Battir, a small town famous for its terraced landscape, is fighting hard to protect itself from Israeli development and the placement of the West Bank security barrier by petitioning UNESCO to recognize the village as a World Heritage Site. Hassan leads us along a trail he hopes will attract tourists to hike from Bethlehem to see the village. Habituated to the dry, dusty hills surrounding my apartment, I feel the same way I did when I first ventured to the north of Israel, where I made Wally pull over so I could stand at the edge of the road and let the green hills quench my color-parched eyes.

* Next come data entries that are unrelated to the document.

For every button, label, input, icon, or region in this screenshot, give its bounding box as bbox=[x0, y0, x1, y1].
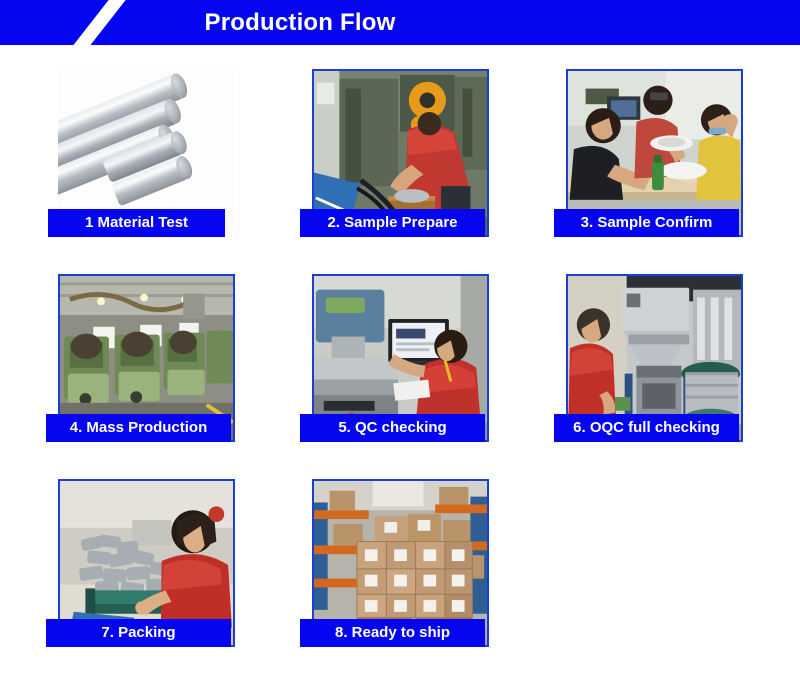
step-7-label: 7. Packing bbox=[46, 619, 231, 647]
step-1-label: 1 Material Test bbox=[48, 209, 225, 237]
flow-row-3: 7. Packing bbox=[0, 479, 800, 684]
flow-step-6[interactable]: 6. OQC full checking bbox=[556, 274, 800, 479]
page-header-banner: Production Flow bbox=[0, 0, 800, 45]
flow-step-1[interactable]: 1 Material Test bbox=[48, 69, 292, 274]
step-8-label: 8. Ready to ship bbox=[300, 619, 485, 647]
flow-step-3[interactable]: 3. Sample Confirm bbox=[556, 69, 800, 274]
production-flow-grid: 1 Material Test bbox=[0, 45, 800, 690]
step-3-label: 3. Sample Confirm bbox=[554, 209, 739, 237]
flow-step-5[interactable]: 5. QC checking bbox=[302, 274, 546, 479]
flow-step-7[interactable]: 7. Packing bbox=[48, 479, 292, 684]
step-4-label: 4. Mass Production bbox=[46, 414, 231, 442]
flow-step-2[interactable]: 2. Sample Prepare bbox=[302, 69, 546, 274]
flow-row-2: 4. Mass Production bbox=[0, 274, 800, 479]
step-5-label: 5. QC checking bbox=[300, 414, 485, 442]
step-6-label: 6. OQC full checking bbox=[554, 414, 739, 442]
flow-row-1: 1 Material Test bbox=[0, 69, 800, 274]
flow-step-8[interactable]: 8. Ready to ship bbox=[302, 479, 546, 684]
step-2-label: 2. Sample Prepare bbox=[300, 209, 485, 237]
flow-step-4[interactable]: 4. Mass Production bbox=[48, 274, 292, 479]
page-title: Production Flow bbox=[0, 0, 600, 45]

Walking in silence, I note the grape vines, the olive, almond, and fruit trees — an explosion of the small pockets of garden that exist in the corners of Bethlehem fortunate enough to have an adequate water supply. Oak and terebinth trees lower their limbs to the ground, stretching shade across the desert. The terraced landscape is such a dramatic contrast to what I’m used to that I keep turning to Hassan and then back again, an incredulous expression plastered to my face. He points to the low rock walls: “Palestinians are losing this knowledge, they are forgetting how their ancestors handbuilt these terrace walls.”
His hand is resting on the branch of an olive tree, and he wears the same expression as Amira and Sabina: matter-of-fact tinged with an inherited nostalgia.

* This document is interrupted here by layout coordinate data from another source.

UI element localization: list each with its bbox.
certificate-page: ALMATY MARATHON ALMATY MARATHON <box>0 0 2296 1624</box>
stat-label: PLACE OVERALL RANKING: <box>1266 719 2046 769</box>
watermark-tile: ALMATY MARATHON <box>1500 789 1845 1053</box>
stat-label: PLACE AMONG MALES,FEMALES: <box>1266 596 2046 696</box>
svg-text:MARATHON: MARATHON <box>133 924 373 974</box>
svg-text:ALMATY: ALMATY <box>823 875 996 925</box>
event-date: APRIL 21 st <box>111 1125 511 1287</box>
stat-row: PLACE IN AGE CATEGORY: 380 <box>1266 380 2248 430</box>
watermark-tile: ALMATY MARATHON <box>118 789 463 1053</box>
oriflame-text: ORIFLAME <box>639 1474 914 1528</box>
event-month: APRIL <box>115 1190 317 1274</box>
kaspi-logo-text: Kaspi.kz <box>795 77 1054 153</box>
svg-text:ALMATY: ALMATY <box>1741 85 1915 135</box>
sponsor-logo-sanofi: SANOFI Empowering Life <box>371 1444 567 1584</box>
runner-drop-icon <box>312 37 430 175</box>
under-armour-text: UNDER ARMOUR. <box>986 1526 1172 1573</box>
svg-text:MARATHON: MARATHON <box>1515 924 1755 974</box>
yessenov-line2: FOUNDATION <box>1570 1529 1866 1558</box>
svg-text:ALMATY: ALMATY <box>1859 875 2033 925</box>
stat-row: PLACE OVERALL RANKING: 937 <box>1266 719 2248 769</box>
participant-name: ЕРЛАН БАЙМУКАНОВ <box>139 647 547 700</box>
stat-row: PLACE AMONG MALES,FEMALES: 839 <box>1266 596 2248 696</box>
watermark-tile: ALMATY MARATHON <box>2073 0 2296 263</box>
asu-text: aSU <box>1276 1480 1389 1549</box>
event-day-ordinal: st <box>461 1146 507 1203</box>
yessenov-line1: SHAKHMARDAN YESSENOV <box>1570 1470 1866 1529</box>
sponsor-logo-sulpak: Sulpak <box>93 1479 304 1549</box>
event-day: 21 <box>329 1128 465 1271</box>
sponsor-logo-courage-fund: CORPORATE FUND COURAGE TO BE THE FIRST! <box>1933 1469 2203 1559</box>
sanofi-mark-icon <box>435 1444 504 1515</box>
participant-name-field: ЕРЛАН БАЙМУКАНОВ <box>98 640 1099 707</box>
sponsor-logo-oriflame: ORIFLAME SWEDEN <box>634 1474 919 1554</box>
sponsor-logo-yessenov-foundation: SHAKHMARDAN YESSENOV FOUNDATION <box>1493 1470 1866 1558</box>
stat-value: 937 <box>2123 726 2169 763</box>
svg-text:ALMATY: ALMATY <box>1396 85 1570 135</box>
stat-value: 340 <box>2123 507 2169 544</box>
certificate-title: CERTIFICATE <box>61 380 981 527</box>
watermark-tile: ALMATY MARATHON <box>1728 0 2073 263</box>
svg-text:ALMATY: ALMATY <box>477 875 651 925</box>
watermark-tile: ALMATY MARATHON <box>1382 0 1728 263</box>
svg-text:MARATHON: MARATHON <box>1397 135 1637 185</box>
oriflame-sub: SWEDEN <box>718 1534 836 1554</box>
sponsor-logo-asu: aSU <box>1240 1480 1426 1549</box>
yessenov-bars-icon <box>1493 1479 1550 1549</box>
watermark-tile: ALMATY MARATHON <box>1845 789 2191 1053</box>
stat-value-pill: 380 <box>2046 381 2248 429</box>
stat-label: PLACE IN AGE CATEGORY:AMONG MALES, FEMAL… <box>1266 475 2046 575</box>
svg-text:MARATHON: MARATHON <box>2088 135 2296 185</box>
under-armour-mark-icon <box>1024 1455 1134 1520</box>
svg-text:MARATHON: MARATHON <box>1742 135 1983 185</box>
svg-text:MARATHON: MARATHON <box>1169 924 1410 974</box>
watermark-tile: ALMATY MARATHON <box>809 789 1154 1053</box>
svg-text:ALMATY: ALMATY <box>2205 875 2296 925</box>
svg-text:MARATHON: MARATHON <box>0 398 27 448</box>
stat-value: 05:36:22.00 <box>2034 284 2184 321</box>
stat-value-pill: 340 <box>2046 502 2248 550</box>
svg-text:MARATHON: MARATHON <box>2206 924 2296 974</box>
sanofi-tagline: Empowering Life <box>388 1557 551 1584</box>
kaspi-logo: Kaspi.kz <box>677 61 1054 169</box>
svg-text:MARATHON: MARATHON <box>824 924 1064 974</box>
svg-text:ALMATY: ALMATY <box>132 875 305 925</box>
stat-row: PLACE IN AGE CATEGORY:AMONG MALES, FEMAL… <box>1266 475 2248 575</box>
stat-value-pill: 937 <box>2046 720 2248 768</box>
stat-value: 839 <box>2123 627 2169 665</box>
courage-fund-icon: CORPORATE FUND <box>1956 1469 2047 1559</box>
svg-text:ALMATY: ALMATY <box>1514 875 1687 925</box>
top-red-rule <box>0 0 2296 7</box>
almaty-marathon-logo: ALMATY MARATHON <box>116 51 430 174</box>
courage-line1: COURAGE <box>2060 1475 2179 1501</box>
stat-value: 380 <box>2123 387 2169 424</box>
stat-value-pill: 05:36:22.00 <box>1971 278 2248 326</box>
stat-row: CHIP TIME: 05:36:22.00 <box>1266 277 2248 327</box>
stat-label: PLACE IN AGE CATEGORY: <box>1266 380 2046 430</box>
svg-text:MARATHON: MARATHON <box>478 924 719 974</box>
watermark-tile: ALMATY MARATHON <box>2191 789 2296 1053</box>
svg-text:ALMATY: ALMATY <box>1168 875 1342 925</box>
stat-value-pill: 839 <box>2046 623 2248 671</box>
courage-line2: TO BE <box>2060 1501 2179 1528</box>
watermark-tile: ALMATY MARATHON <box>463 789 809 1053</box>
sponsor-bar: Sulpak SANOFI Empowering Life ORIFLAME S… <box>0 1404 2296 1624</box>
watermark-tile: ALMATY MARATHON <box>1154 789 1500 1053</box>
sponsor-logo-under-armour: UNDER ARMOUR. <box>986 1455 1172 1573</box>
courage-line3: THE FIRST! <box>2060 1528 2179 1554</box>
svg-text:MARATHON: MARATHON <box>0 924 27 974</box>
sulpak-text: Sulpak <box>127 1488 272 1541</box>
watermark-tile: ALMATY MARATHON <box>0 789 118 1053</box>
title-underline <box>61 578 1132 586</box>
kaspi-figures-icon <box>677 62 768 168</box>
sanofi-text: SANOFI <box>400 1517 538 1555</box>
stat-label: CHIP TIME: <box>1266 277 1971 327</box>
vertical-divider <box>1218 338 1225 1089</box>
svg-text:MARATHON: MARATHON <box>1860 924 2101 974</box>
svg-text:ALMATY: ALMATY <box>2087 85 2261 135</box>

When the sky fades from a hard blue into the pale purple of a Vartan’s iris, I walk home, fumbling my sadness and confusion over the Bethlehem trees, the fight for Battir, Sabina who had never seen the Dead Sea. Ideas on place and people percolating through me, pressing against the festering, angry sores of my own land, but leaving me marveling at the thread of continuity between humans, how we can be driven from the land, and dozens, hundreds, thousands of years later, still yearn for it. This attachment is a balancing act, a perpetual battle between economics and emotion as our political systems struggle to grasp how a person can belong to a place, how the sway of a particular tree or the jagged cut of a mountain or the smell of the dust or the sound of the cicadas can shape a heart like a puzzle piece, slipping it into a niche like one of Darwin’s finches.
That memory, gifted from generation to generation, is not uprooted as easily as an olive tree, that sadness is not as easily extracted.

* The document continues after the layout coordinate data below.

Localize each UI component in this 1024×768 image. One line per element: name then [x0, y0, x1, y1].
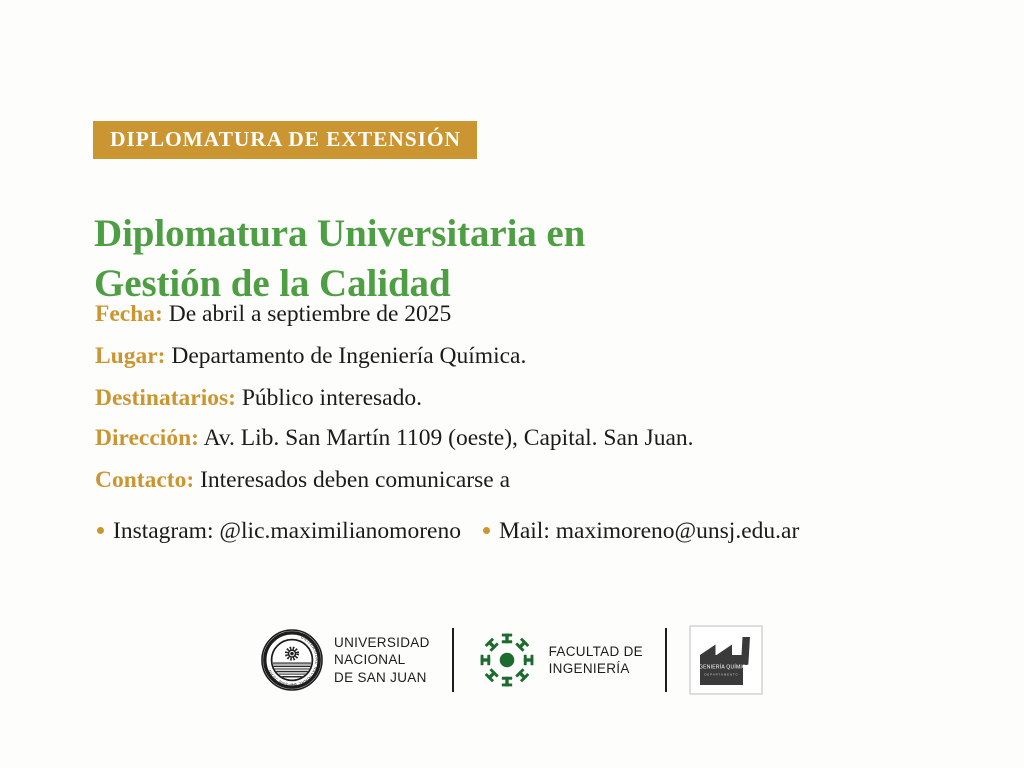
detail-value-lugar: Departamento de Ingeniería Química. [171, 343, 526, 369]
eyebrow-banner: DIPLOMATURA DE EXTENSIÓN [93, 121, 477, 159]
detail-row-contacto: Contacto: Interesados deben comunicarse … [95, 469, 995, 493]
facultad-ingenieria-icon [476, 629, 538, 691]
detail-value-fecha: De abril a septiembre de 2025 [169, 301, 452, 327]
poster-canvas: DIPLOMATURA DE EXTENSIÓN Diplomatura Uni… [0, 0, 1024, 768]
facultad-ingenieria-wordmark: FACULTAD DE INGENIERÍA [549, 643, 643, 678]
contact-item-instagram[interactable]: Instagram: @lic.maximilianomoreno [97, 520, 461, 544]
detail-label-destinatarios: Destinatarios: [95, 385, 236, 411]
svg-text:1973: 1973 [288, 683, 296, 687]
factory-icon: INGENIERÍA QUÍMICA DEPARTAMENTO [689, 625, 763, 695]
detail-row-direccion: Dirección: Av. Lib. San Martín 1109 (oes… [95, 427, 995, 451]
detail-value-contacto: Interesados deben comunicarse a [200, 467, 510, 493]
detail-label-lugar: Lugar: [95, 343, 166, 369]
detail-value-direccion: Av. Lib. San Martín 1109 (oeste), Capita… [204, 425, 694, 451]
logo-strip: UNIVERSIDAD NACIONAL DE SAN JUAN 1973 [0, 617, 1024, 703]
unsj-wordmark-line-2: NACIONAL [334, 651, 430, 668]
logo-group: UNIVERSIDAD NACIONAL DE SAN JUAN 1973 [239, 625, 785, 695]
page-title: Diplomatura Universitaria en Gestión de … [94, 209, 794, 309]
detail-label-fecha: Fecha: [95, 301, 163, 327]
page-title-line-1: Diplomatura Universitaria en [94, 209, 794, 259]
logo-ingenieria-quimica: INGENIERÍA QUÍMICA DEPARTAMENTO [667, 625, 785, 695]
bullet-icon [97, 527, 104, 534]
svg-text:INGENIERÍA QUÍMICA: INGENIERÍA QUÍMICA [693, 664, 749, 671]
detail-row-lugar: Lugar: Departamento de Ingeniería Químic… [95, 345, 995, 369]
details-list: Fecha: De abril a septiembre de 2025 Lug… [95, 303, 995, 511]
bullet-icon [483, 527, 490, 534]
svg-text:DEPARTAMENTO: DEPARTAMENTO [704, 673, 738, 677]
logo-facultad-ingenieria: FACULTAD DE INGENIERÍA [454, 629, 665, 691]
detail-row-fecha: Fecha: De abril a septiembre de 2025 [95, 303, 995, 327]
unsj-seal-icon: UNIVERSIDAD NACIONAL DE SAN JUAN 1973 [261, 629, 323, 691]
contact-list: Instagram: @lic.maximilianomoreno Mail: … [97, 520, 799, 544]
detail-row-destinatarios: Destinatarios: Público interesado. [95, 387, 995, 411]
detail-label-direccion: Dirección: [95, 425, 199, 451]
unsj-wordmark: UNIVERSIDAD NACIONAL DE SAN JUAN [334, 634, 430, 686]
logo-unsj: UNIVERSIDAD NACIONAL DE SAN JUAN 1973 [239, 629, 452, 691]
facultad-wordmark-line-1: FACULTAD DE [549, 643, 643, 660]
contact-mail-text: Mail: maximoreno@unsj.edu.ar [499, 520, 799, 544]
detail-value-destinatarios: Público interesado. [242, 385, 422, 411]
detail-label-contacto: Contacto: [95, 467, 194, 493]
facultad-wordmark-line-2: INGENIERÍA [549, 660, 643, 677]
contact-item-mail[interactable]: Mail: maximoreno@unsj.edu.ar [483, 520, 799, 544]
unsj-wordmark-line-3: DE SAN JUAN [334, 669, 430, 686]
unsj-wordmark-line-1: UNIVERSIDAD [334, 634, 430, 651]
contact-instagram-text: Instagram: @lic.maximilianomoreno [113, 520, 461, 544]
eyebrow-banner-label: DIPLOMATURA DE EXTENSIÓN [110, 129, 461, 151]
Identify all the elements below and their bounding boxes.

Because when I sift through the images my mind cannot erase, my heart always stops on the same one. An old woman clinging to a tree. Her gnarled hands scraping at its smooth bark, its trunk gathered together like the sinews of a forearm. A bulldozer pushes forward and then stops, plumes of dust rise above its tires, a fine sand that chokes the lungs. The woman buries her face against the tree.
Two soldiers step forward out of the dust, grab the woman by the arms and lift her up and out of the way. Their faces stonewalled, betraying nothing. The bulldozer churns forward, pushing the silvery leaves of the tree into the dust, its darkened roots left reaching up to the sky.
The woman sinks to the ground, collapses her face into her hands, shoulders hunched forward, shaking. The leaves shudder gently in the breeze.
I am immobilized. I’m here to interview this woman and her family, document everything for a report, but my reflection in a nearby window is like a ghost staring back. Family members gather, moving stiffly across the ground, hard chunks of desert cracked open to the sky. They lift her and she hangs heavily. Her wailing echoes across the empty land. She is screaming, shouting in Arabic. “These trees are all we have left.” A child clutches the end of her dress, eyes wide. “This one was a thousand years old,” she cries.
Her sons bow their heads, but the child pulls away and races to the tree. The soldiers raise their weapons, then lower them. There is an uneasy stillness, hesitation hanging in the air before the boy places his hands on the tree, breaks a branch, holding it above his head as he runs back, his heart wrapped in the memory of a tree. His legacy, a branch splintered off.